On Jul 10, 12:32 am, Scott wrote:
Ouch...a bit harsh


Yes, it was! However it was this part:

On Jul 9, 5:29 am, Nyal Williams
wrote:
snip
But maybe some people just like to pick up another
experience for two years, drop it and move on to something
else. It comes down to deep interest or shallow diversion.


That riled me somewhat. My interest in gliding is something that I
don't care to explain to people because they'd think I was a spaced-
out hippie and, by and large, I'm not. So I felt slightly insulted by
the suggestion that those who cannot invest all their daylight hours
on a weekend cannot have a "deep interest" in gliding, but are in fact
"shallow". Yup, some people do indeed leave after two years - in total
frustration at the lack of support given to them while they struggle
to progress.

I have known at least a dozen people come and go from gliding over the
last two years at our club because eight hours in winter for twenty
minutes flying (and sometimes none) is not an acceptable balance for
them.
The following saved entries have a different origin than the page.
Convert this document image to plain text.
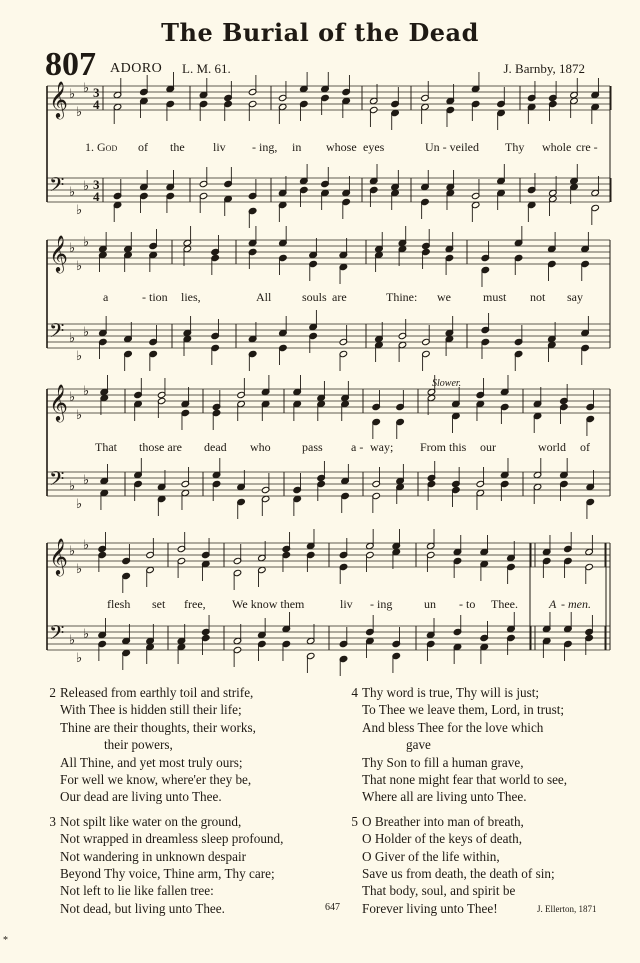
The Burial of the Dead
807 ADORO L. M. 61.	J. Barnby, 1872
𝄞 ♭
♭
♭ 3
4
𝄢 ♭
♭
♭ 3
4
𝄞 ♭
♭
♭
𝄢 ♭
♭
♭
𝄞 ♭
♭
♭
𝄢 ♭
♭
♭
𝄞 ♭
♭
♭
𝄢 ♭
♭
♭
Slower.
1. God of the liv - ing, in whose eyes	Un - veiled Thy whole cre -
a	- tion lies,	All	souls are	Thine: we	must not say
That those are dead who	pass a - way; From this our	world of
flesh set free, We know them	liv - ing	un - to Thee.	A - men.
2 Released from earthly toil and strife,
With Thee is hidden still their life;
Thine are their thoughts, their works,
their powers,
All Thine, and yet most truly ours;
For well we know, where'er they be,
Our dead are living unto Thee.
3 Not spilt like water on the ground,
Not wrapped in dreamless sleep profound,
Not wandering in unknown despair
Beyond Thy voice, Thine arm, Thy care;
Not left to lie like fallen tree:
Not dead, but living unto Thee.
4 Thy word is true, Thy will is just;
To Thee we leave them, Lord, in trust;
And bless Thee for the love which
gave
Thy Son to fill a human grave,
That none might fear that world to see,
Where all are living unto Thee.
5 O Breather into man of breath,
O Holder of the keys of death,
O Giver of the life within,
Save us from death, the death of sin;
That body, soul, and spirit be
Forever living unto Thee!
647	J. Ellerton, 1871
*
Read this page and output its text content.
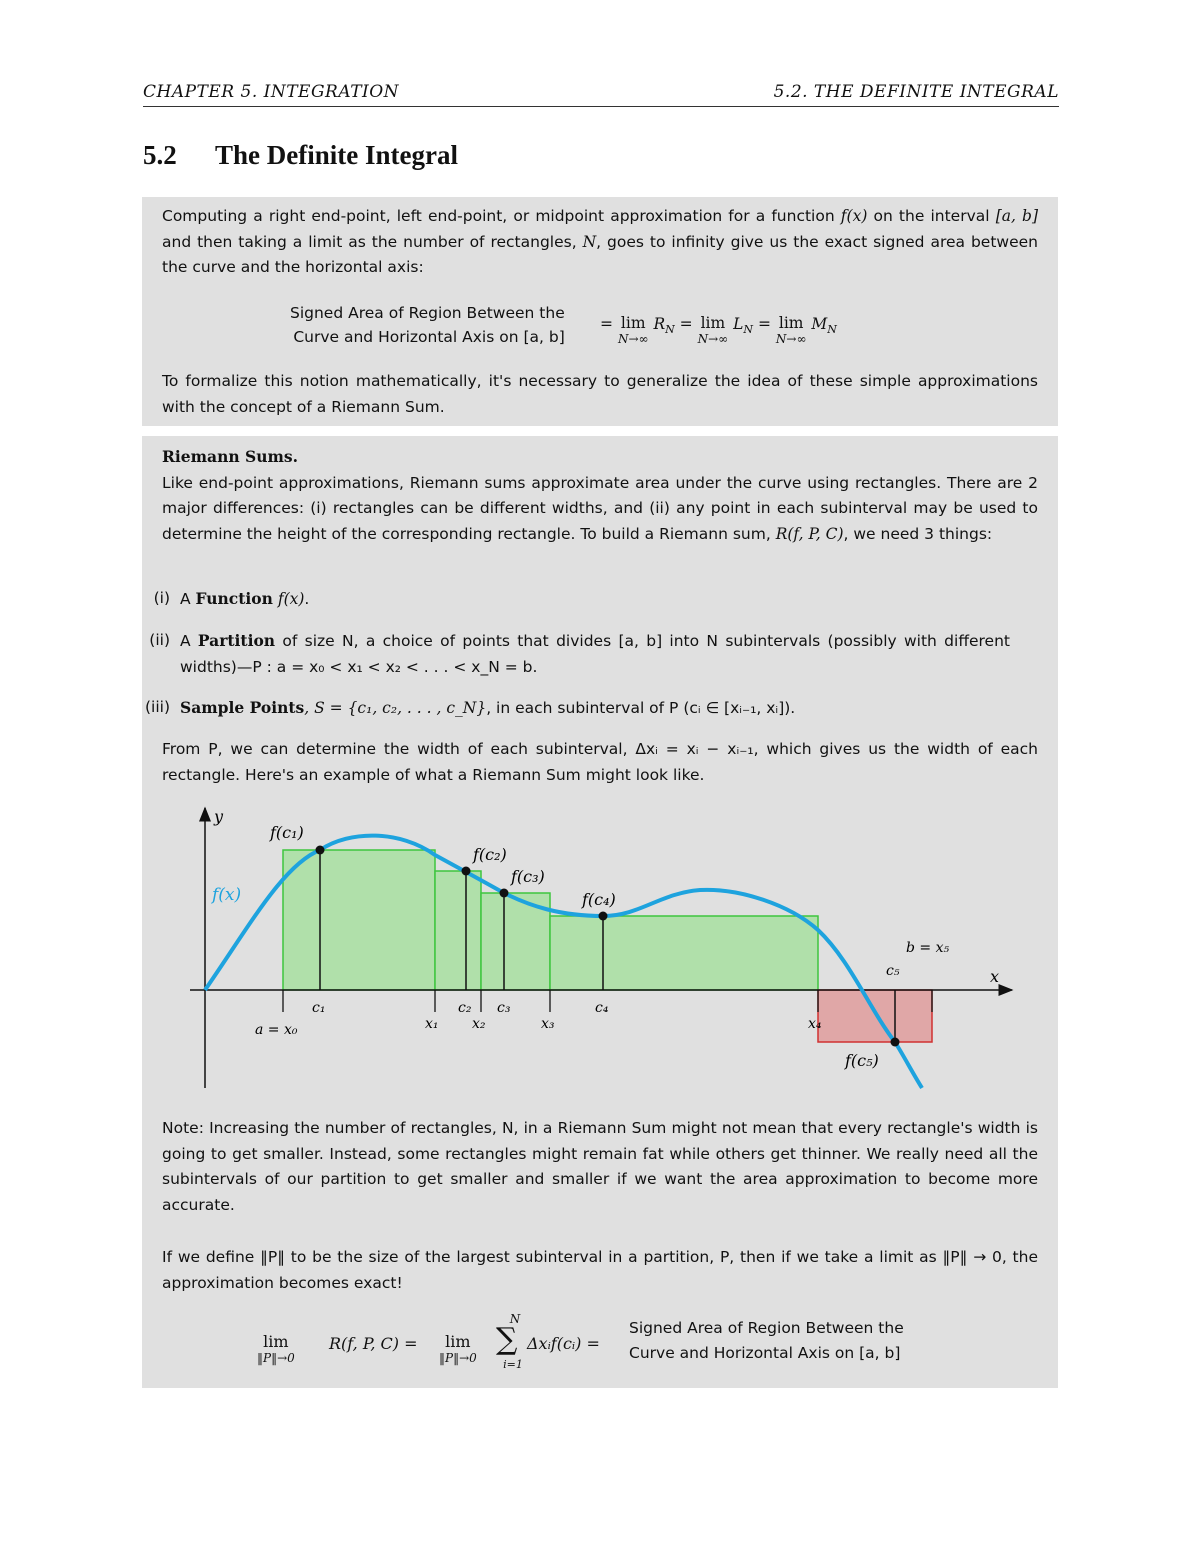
CHAPTER 5. INTEGRATION	5.2. THE DEFINITE INTEGRAL
5.2 The Definite Integral
Computing a right end-point, left end-point, or midpoint approximation for a function f(x) on the interval [a, b] and then taking a limit as the number of rectangles, N, goes to infinity give us the exact signed area between the curve and the horizontal axis:
Signed Area of Region Between the
Curve and Horizontal Axis on [a, b]
= lim
N→∞
$R_N = \lim$
N→∞
$L_N = \lim$
N→∞
$M_N$
To formalize this notion mathematically, it's necessary to generalize the idea of these simple approximations with the concept of a Riemann Sum.
Riemann Sums.
Like end-point approximations, Riemann sums approximate area under the curve using rectangles. There are 2 major differences: (i) rectangles can be different widths, and (ii) any point in each subinterval may be used to determine the height of the corresponding rectangle. To build a Riemann sum, R(f, P, C), we need 3 things:
(i) A Function f(x).
(ii) A Partition of size N, a choice of points that divides [a, b] into N subintervals (possibly with different widths)—P : a = x₀ < x₁ < x₂ < . . . < x_N = b.
(iii) Sample Points, S = {c₁, c₂, . . . , c_N}, in each subinterval of P (cᵢ ∈ [xᵢ₋₁, xᵢ]).
From P, we can determine the width of each subinterval, Δxᵢ = xᵢ − xᵢ₋₁, which gives us the width of each rectangle. Here's an example of what a Riemann Sum might look like.
y
x
f(x)
f(c₁)
f(c₂)
f(c₃)
f(c₄)
f(c₅)
c₁	c₂ c₃	c₄
c₅
a = x₀	x₁ x₂	x₃	x₄
b = x₅
Note: Increasing the number of rectangles, N, in a Riemann Sum might not mean that every rectangle's width is going to get smaller. Instead, some rectangles might remain fat while others get thinner. We really need all the subintervals of our partition to get smaller and smaller if we want the area approximation to become more accurate.
If we define ‖P‖ to be the size of the largest subinterval in a partition, P, then if we take a limit as ‖P‖ → 0, the approximation becomes exact!
lim
‖P‖→0
R(f, P, C) =	lim
‖P‖→0
N
∑
i=1
Δxᵢf(cᵢ) =
Signed Area of Region Between the
Curve and Horizontal Axis on [a, b]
Yes those days are quickly forgotten once you're a summer aero-
tow taker who never comes in winter and never helps out (a good half,
being conservative, of our club membership would fit that
description). (We're a flat-land thermal-only site.) Personally I turn
up about once a fortnight in winter *purely* to winch drive, retrieve
drive, and generally help out. I do that because I want to help people
are entering our sport, and am acutely aware of crappy it can be for
them when they were sold tales of summer soaring and are faced with
the grim reality of a wet and muddy field. I might take a launch, but
only when I really need to do it to keep current.

A lot of people seem to regard the cold days for little flying thing
as a rite-of-passage; perhaps an "intiation test". Others seem to
think that because they had to do it, so should everyone else. With
gliding contracting at an alarming rate, I don't think the sport can
survive those points of view in the long term.